Farida Amrani, conseillère municipale d’Evry, a démontré à plusieurs reprises dans sa ville que cette organisation du temps scolaire s’appuie sur un objectif économique et permet de dégager une marge financière sur le dos des enfants. Pour rappel, la subvention allouée est de 154€ par enfant (CAF+Etat). Pensez-vous réellement qu’il n’y ait pas de quoi financer un service de ramassage scolaire entre les écoles et le centre de loisir une fois par semaine le mercredi?
Cette politique n’est plus tenable parce qu’elle nous pousse à nous définir par catégorie sociale et non parce que nous sommes toutes et tous : des citoyen(ne)s Etampois(es). Il est important de remettre en perspective l’impact de cette organisation sur notre vie de famille. Cette politique organise une discrimination entre les travailleurs avec et sans emploi en compliquant le choix des familles. La municipalité n’ayant pas mis en place un transport scolaire entre l’école et le centre de loisirs, elle impose de sauter l’école du mercredi pour les familles dont les deux parents travaillent. Cette politique fera naitre chez certain un ressentiment vis-à-vis des sans-emplois qui peuvent récupérer leur enfant le mercredi 12h à l’école ! Vous cherchiez qui alimente le FN ? Vous avez la réponse….. Il est possible de faire autrement en mettant tout le monde sur le même pied d’égalité mais la droite préfère créer des divisions artificielles entre nous. Ça suffit !

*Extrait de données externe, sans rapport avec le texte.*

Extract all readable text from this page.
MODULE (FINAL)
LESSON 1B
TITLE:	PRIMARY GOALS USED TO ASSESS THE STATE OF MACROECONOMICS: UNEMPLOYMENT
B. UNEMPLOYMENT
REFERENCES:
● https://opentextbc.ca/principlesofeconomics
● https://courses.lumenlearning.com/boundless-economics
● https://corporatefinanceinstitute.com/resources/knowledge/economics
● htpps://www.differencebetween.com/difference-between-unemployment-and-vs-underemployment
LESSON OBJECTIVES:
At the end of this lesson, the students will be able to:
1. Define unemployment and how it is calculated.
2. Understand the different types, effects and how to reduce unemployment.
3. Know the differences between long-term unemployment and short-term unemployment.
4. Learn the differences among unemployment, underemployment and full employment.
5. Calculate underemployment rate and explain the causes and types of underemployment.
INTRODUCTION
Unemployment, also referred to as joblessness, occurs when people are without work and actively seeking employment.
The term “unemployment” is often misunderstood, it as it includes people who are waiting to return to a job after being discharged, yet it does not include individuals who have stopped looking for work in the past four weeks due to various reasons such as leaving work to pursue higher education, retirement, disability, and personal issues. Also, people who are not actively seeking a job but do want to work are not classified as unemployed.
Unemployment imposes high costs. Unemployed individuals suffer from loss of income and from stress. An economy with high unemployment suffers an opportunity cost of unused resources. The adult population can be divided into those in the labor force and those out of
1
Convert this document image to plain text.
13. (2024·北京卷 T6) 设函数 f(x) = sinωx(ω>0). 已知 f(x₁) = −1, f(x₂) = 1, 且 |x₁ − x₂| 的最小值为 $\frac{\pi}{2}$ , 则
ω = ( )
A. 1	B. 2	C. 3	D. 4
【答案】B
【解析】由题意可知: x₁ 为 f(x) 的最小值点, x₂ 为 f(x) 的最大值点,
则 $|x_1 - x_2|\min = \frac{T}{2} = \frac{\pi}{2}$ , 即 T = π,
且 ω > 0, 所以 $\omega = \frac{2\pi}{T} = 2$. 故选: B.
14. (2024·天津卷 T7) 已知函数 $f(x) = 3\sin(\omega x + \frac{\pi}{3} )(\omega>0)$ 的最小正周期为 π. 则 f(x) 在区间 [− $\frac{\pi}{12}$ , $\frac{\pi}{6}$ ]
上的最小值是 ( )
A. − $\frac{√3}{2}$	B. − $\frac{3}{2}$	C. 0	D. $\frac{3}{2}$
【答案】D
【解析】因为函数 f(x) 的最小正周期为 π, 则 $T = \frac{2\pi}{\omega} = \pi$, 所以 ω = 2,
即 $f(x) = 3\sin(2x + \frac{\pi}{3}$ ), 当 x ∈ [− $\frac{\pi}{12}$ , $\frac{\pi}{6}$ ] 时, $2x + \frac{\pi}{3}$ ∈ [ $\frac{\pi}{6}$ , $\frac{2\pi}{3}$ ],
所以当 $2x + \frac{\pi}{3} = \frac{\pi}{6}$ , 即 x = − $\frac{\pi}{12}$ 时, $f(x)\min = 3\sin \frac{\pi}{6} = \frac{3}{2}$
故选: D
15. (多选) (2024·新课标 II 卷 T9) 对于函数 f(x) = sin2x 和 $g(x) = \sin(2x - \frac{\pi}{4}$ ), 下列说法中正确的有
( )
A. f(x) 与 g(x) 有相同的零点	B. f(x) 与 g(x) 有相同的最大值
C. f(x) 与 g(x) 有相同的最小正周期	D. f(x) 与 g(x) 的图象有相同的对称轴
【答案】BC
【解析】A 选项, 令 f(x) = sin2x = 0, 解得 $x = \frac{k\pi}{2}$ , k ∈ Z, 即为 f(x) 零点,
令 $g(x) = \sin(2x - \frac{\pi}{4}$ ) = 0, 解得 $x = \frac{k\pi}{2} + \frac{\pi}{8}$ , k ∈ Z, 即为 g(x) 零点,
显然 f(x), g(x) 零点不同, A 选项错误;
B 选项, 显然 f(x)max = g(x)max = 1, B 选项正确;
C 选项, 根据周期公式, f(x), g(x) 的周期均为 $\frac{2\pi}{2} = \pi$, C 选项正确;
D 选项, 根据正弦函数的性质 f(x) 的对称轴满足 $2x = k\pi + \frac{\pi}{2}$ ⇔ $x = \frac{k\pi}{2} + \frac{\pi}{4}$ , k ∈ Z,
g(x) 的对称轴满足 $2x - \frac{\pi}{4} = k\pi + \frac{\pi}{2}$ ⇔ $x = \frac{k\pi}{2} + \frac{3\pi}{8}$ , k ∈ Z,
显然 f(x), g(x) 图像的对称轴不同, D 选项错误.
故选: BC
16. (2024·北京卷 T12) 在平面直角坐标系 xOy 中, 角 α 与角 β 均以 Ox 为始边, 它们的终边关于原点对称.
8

Nous pensons que cette réforme est nécessaire mais sa construction, sa mise en place, dans le cadre de politique d’austérité, engendre des inégalités territoriales de prise en charge des enfants. Elle modifie aussi les conditions de travail des enseignants qui se trouveront une nouvelle fois en première ligne. L’ironie de cette réforme qui était voulue par Luc Chatel (UMP) alors ministre de l’éducation nationale du gouvernement Fillon. Reprise par Vincent Peillon, nouveau ministre PS de l’éducation nationale, l’UMP est vent debout contre cette réforme alors que la droite était prête à l’appliquer. Localement, Etampes Solidaire n’a pas voté les motions partisanes de la majorité. Cette majorité ne remettant jamais en cause les politiques de réduction des dotations de l’état aux communes qui nous empêchent d’avoir des politiques publiques répondant aux besoins des citoyens.

Rappelons simplement que l’éducation nationale permet la transmission de nos valeurs communes de Liberté, Egalité, Fraternité qui sont fondatrices de notre République. Voir des élus irresponsables saborder le vivre ensemble pour des logiques partisanes, montre une fois de plus que notre système démocratique est à bout de souffle.

La municipalité doit faire une demande pour la création d’un arrêt supplémentaire sur chaque ligne de bus au centre de Loisirs (pour le mercredi) ;

La municipalité doit ouvrir l’accueil du mercredi matin afin de permettre aux parents de déposer les enfants avant de partir travailler ;

La municipalité doit mettre en place un vrai plan de concertation avec les parents et enseignants pour décider démocratiquement des activités périscolaires ;

La municipalité doit suivre le budget consacré à la réforme et demander à l’état de compenser à l’Euro près les dépenses liées à cette réforme ;

La municipalité doit utiliser obligatoirement les subventions de l’état et la caisse d’allocations familiales au bénéfice exclusif des enfants et non pour le remboursement de la dette.